The amount of water flowing to government-held areas in Iraq's western Anbar province has decreased drastically - a move that ISIS are using to impose pressure on Iraqi forces trying to recapture the province.
ISIS has gained control over Anbar and the province’s capital of Ramadi, Iraq’s second largest city, along with large swaths of land under their control in neighbouring Syria.
On Wednesday, ISIS militants closed the locks on a militant-held dam on the Euphrates River near Ramadi, reducing the flow downstream, thus threatening irrigation systems and water treatment plants in nearby areas controlled by troops and tribes opposed to the group.
If water levels drop significantly, ISIS militants could cross the Euphrates River on foot, according to Anbar councilman Taha Abdul-Ghani.
Residents in Khalidiya and Habaniya are reportedly suffering from shortages of drinking water and receive only two hours of water a day through their pipes because purification plants along the Euphrates river have all but shutdown due to already low water levels on account of the summer weather.
No impact has befallen the Shiite areas in central and southern Iraq, and water is being diverted to those areas from the Tigris River.
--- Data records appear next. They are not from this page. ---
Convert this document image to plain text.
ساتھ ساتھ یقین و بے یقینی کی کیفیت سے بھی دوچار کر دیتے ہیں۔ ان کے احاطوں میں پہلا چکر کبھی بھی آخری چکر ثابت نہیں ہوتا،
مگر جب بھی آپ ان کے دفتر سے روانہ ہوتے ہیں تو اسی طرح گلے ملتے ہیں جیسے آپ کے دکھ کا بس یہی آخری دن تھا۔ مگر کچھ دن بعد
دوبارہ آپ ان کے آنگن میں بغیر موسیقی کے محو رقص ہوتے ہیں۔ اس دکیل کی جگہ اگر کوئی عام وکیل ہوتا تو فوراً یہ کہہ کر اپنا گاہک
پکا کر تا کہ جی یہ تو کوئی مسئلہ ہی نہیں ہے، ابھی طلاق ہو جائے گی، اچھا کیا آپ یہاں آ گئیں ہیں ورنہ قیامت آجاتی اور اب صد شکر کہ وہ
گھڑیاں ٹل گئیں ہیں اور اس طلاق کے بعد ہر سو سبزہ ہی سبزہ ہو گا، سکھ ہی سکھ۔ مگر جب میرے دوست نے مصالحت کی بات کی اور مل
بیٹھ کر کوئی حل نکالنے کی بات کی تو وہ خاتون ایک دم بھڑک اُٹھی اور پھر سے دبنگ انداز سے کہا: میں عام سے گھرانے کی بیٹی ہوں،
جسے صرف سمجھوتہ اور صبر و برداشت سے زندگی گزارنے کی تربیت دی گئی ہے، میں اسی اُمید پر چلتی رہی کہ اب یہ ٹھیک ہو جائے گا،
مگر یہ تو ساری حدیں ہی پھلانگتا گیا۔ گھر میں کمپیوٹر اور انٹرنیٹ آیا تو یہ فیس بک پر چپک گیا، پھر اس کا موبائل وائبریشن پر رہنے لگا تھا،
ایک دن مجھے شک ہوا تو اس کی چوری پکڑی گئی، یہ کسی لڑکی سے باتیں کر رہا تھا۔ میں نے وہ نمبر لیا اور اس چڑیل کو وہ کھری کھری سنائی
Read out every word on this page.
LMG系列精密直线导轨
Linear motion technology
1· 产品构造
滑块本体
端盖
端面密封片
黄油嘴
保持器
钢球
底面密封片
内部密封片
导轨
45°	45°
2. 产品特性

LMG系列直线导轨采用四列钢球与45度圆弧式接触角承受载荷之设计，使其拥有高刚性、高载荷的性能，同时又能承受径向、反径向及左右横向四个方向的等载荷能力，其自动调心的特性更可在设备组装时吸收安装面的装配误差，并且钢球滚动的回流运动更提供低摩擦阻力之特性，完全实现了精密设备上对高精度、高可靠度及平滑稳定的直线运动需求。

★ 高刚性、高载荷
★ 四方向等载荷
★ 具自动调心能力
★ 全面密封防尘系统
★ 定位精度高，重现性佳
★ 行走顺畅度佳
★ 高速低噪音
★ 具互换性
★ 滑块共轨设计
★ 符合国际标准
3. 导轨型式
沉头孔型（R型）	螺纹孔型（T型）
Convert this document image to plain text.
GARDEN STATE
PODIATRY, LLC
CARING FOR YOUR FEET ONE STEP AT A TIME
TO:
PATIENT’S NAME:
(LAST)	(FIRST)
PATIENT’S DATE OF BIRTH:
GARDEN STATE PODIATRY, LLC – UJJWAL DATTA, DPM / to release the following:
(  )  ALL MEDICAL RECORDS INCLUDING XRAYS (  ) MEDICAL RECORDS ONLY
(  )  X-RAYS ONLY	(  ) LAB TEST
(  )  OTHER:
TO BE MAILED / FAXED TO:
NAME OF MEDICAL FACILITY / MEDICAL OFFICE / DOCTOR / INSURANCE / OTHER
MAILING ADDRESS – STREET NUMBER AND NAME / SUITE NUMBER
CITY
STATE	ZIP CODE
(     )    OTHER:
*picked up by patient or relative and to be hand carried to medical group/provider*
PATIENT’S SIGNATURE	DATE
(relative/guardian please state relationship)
Iraqi Prime Minister Haider al-Abadi pushed forward his case at a conference in Paris, calling for more support to fight the militant group, asking for more armament and ammunition. "We're relying on ourselves, but fighting is very hard this way," al-Abadi said before the conference on Tuesday.
ISIS militants took control over the Mosul Dam, which is the largest in Iraq, and threatened to flood Baghdad and other major cities, but Iraqi and Kurdish forces backed by US air strikes later recaptured the facility.